What is your diagnosis and what do you suggest as therapy for this poor boy?
Diagnosis: T. Capitis; kerion type
Below, you can read the opinions of the iranderma members about the therapy of this disease;
Dr. Reza Ghaderi; Associate Professor of Dermatology, Birjand UMS:
The most common treatment is an antifungal medicine taken by mouth (griseofulvin, ketoconazole, fluconazole, itraconazole , fenticonazole or terbinafine). About six weeks of treatment is usually needed. It is given once a day with a fatty meal (whole milk, cheese, french fries, etc.). If a large kerion has formed, the antifungal treatment may be supplemented with oral antibiotics and corticosteroids (oral prednisolone) for a short period of time.
The progression from a scaly eruption to a kerion depends on the nature of the infective organism and host factors. Surgical drainage remains an essential part of the treatment of bacterial abscesses. However, scalp abscesses are extremely rare unless there is immune deficiency or penetrating trauma and are usually associated with severe pain and constitutional upset. Surgical drainage of a fungal kerion in the absence of other medical or surgical problems should therefore not be undertaken.
Most fungal skin infections respond very well to topical antifungal preparations (but topical potions are of no help in treating a kerion), such as the imidazoles (miconazole, clotrimazole, econazole, ketoconazole), ciclopirox, naftifine, or terbinafine. Resistant cases or those with widespread involvement require systemic therapy.
Newer systemic drugs include itraconazole and
fluconazole, oral triazoles, and terbinafine, a second-generation
allylamine. These drugs appear to be safer and more effective than
ketoconazole, a broad-spectrum oral imidazole derivative that is
effective for dermatophyte infections, although occasional liver
toxicity (severe or even fatal) limits its use. Itraconazole
interacts with many commonly prescribed drugs. Terbinafine delays
gastric emptying, and GI side effects occur in 3 to 5% of patients.
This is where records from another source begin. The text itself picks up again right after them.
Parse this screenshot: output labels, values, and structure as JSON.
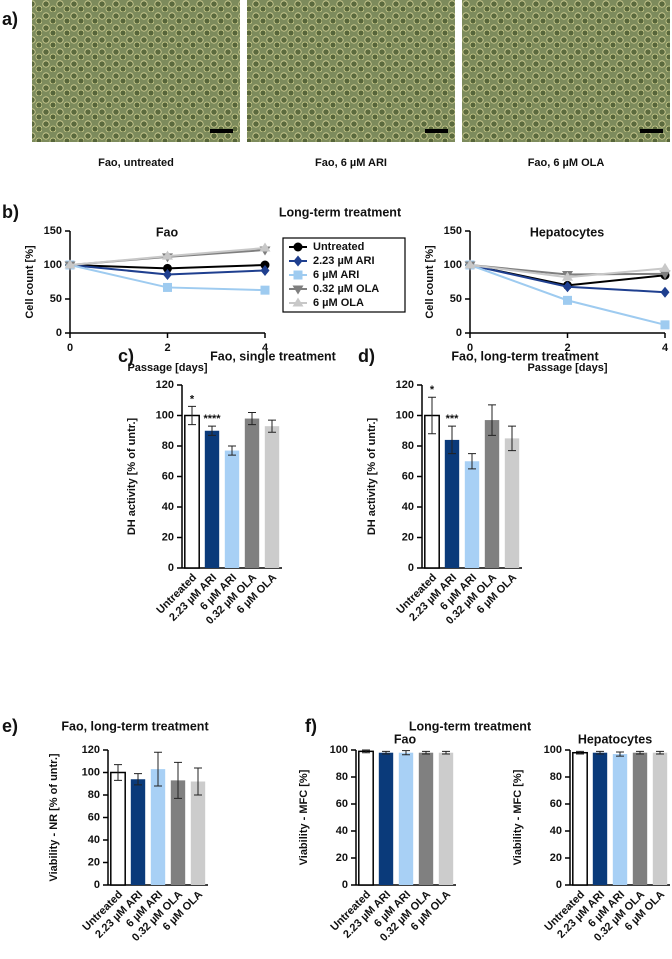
{
  "micrographs": {
    "panel": "a)",
    "captions": [
      "Fao, untreated",
      "Fao, 6 µM ARI",
      "Fao, 6 µM OLA"
    ]
  },
  "chart_data": [
    {
      "type": "line",
      "panel": "b)",
      "group_title": "Long-term treatment",
      "title": "Fao",
      "xlabel": "Passage [days]",
      "ylabel": "Cell count [%]",
      "x": [
        0,
        2,
        4
      ],
      "xlim": [
        0,
        4
      ],
      "xticks": [
        0,
        2,
        4
      ],
      "ylim": [
        0,
        150
      ],
      "yticks": [
        0,
        50,
        100,
        150
      ],
      "legend": true,
      "series": [
        {
          "name": "Untreated",
          "color": "#000000",
          "marker": "circle",
          "values": [
            100,
            95,
            100
          ]
        },
        {
          "name": "2.23 µM ARI",
          "color": "#1f3f8f",
          "marker": "diamond",
          "values": [
            100,
            86,
            92
          ]
        },
        {
          "name": "6 µM ARI",
          "color": "#9ecbf0",
          "marker": "square",
          "values": [
            100,
            67,
            63
          ]
        },
        {
          "name": "0.32 µM OLA",
          "color": "#7f7f7f",
          "marker": "triangle-down",
          "values": [
            100,
            112,
            122
          ]
        },
        {
          "name": "6 µM OLA",
          "color": "#c8c8c8",
          "marker": "triangle-up",
          "values": [
            100,
            113,
            125
          ]
        }
      ]
    },
    {
      "type": "line",
      "title": "Hepatocytes",
      "xlabel": "Passage [days]",
      "ylabel": "Cell count [%]",
      "x": [
        0,
        2,
        4
      ],
      "xlim": [
        0,
        4
      ],
      "xticks": [
        0,
        2,
        4
      ],
      "ylim": [
        0,
        150
      ],
      "yticks": [
        0,
        50,
        100,
        150
      ],
      "series": [
        {
          "color": "#000000",
          "marker": "circle",
          "values": [
            100,
            70,
            85
          ]
        },
        {
          "color": "#1f3f8f",
          "marker": "diamond",
          "values": [
            100,
            68,
            60
          ]
        },
        {
          "color": "#9ecbf0",
          "marker": "square",
          "values": [
            100,
            48,
            12
          ]
        },
        {
          "color": "#7f7f7f",
          "marker": "triangle-down",
          "values": [
            100,
            86,
            87
          ]
        },
        {
          "color": "#c8c8c8",
          "marker": "triangle-up",
          "values": [
            100,
            82,
            95
          ]
        }
      ]
    },
    {
      "type": "bar",
      "panel": "c)",
      "title": "Fao, single treatment",
      "ylabel": "DH activity [% of untr.]",
      "categories": [
        "Untreated",
        "2.23 µM ARI",
        "6 µM ARI",
        "0.32 µM OLA",
        "6 µM OLA"
      ],
      "values": [
        100,
        90,
        77,
        98,
        93
      ],
      "errors": [
        6,
        3,
        3,
        4,
        4
      ],
      "annotations": [
        "*",
        "****",
        null,
        null,
        null
      ],
      "colors": [
        "#ffffff",
        "#0a3a7a",
        "#a8d0f5",
        "#808080",
        "#cccccc"
      ],
      "ylim": [
        0,
        120
      ],
      "yticks": [
        0,
        20,
        40,
        60,
        80,
        100,
        120
      ]
    },
    {
      "type": "bar",
      "panel": "d)",
      "title": "Fao, long-term treatment",
      "ylabel": "DH activity [% of untr.]",
      "categories": [
        "Untreated",
        "2.23 µM ARI",
        "6 µM ARI",
        "0.32 µM OLA",
        "6 µM OLA"
      ],
      "values": [
        100,
        84,
        70,
        97,
        85
      ],
      "errors": [
        12,
        9,
        5,
        10,
        8
      ],
      "annotations": [
        "*",
        "***",
        null,
        null,
        null
      ],
      "colors": [
        "#ffffff",
        "#0a3a7a",
        "#a8d0f5",
        "#808080",
        "#cccccc"
      ],
      "ylim": [
        0,
        120
      ],
      "yticks": [
        0,
        20,
        40,
        60,
        80,
        100,
        120
      ]
    },
    {
      "type": "bar",
      "panel": "e)",
      "title": "Fao, long-term treatment",
      "ylabel": "Viability - NR [% of untr.]",
      "categories": [
        "Untreated",
        "2.23 µM ARI",
        "6 µM ARI",
        "0.32 µM OLA",
        "6 µM OLA"
      ],
      "values": [
        100,
        94,
        103,
        93,
        92
      ],
      "errors": [
        7,
        5,
        15,
        16,
        12
      ],
      "colors": [
        "#ffffff",
        "#0a3a7a",
        "#a8d0f5",
        "#808080",
        "#cccccc"
      ],
      "ylim": [
        0,
        120
      ],
      "yticks": [
        0,
        20,
        40,
        60,
        80,
        100,
        120
      ]
    },
    {
      "type": "bar",
      "panel": "f)",
      "group_title": "Long-term treatment",
      "title": "Fao",
      "ylabel": "Viability - MFC [%]",
      "categories": [
        "Untreated",
        "2.23 µM ARI",
        "6 µM ARI",
        "0.32 µM OLA",
        "6 µM OLA"
      ],
      "values": [
        99,
        98,
        98,
        98,
        98
      ],
      "errors": [
        1,
        1,
        1.5,
        1,
        1
      ],
      "colors": [
        "#ffffff",
        "#0a3a7a",
        "#a8d0f5",
        "#808080",
        "#cccccc"
      ],
      "ylim": [
        0,
        100
      ],
      "yticks": [
        0,
        20,
        40,
        60,
        80,
        100
      ]
    },
    {
      "type": "bar",
      "title": "Hepatocytes",
      "ylabel": "Viability - MFC [%]",
      "categories": [
        "Untreated",
        "2.23 µM ARI",
        "6 µM ARI",
        "0.32 µM OLA",
        "6 µM OLA"
      ],
      "values": [
        98,
        98,
        97,
        98,
        98
      ],
      "errors": [
        1,
        1,
        1.5,
        1,
        1
      ],
      "colors": [
        "#ffffff",
        "#0a3a7a",
        "#a8d0f5",
        "#808080",
        "#cccccc"
      ],
      "ylim": [
        0,
        100
      ],
      "yticks": [
        0,
        20,
        40,
        60,
        80,
        100
      ]
    }
  ]
}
Disturbances of taste occur less frequently, and hematologic and
hepatic side effects are rare. However, liver function should be
evaluated at baseline and periodically thereafter. The new
antifungals are more effective than griseofulvin in all
dermatophytoses, except possibly tinea capitis.
Until recently, griseofulvin was the most widely used systemic antifungal drug, but its use as first-line treatment of cutaneous fungal infections is decreasing with the availability of newer drugs. The adult dosage is microsize griseofulvin 250 mg po bid to qid, best given with a high-fat meal. Ultramicrosize griseofulvin is better absorbed and should be given in a single or divided total dose of 250 to 330 mg po for tinea corporis, capitis, or cruris and 500 to 660 mg po for tinea pedis. Headache is the most common side effect, and the drug occasionally causes GI distress, photosensitivity, rashes, or leukopenia. Angioedema has been reported. Vertigo and, rarely, exacerbation of lupus erythematosus or transient hearing reduction may occur. Topical imidazoles used with oral griseofulvin increase the cure rate.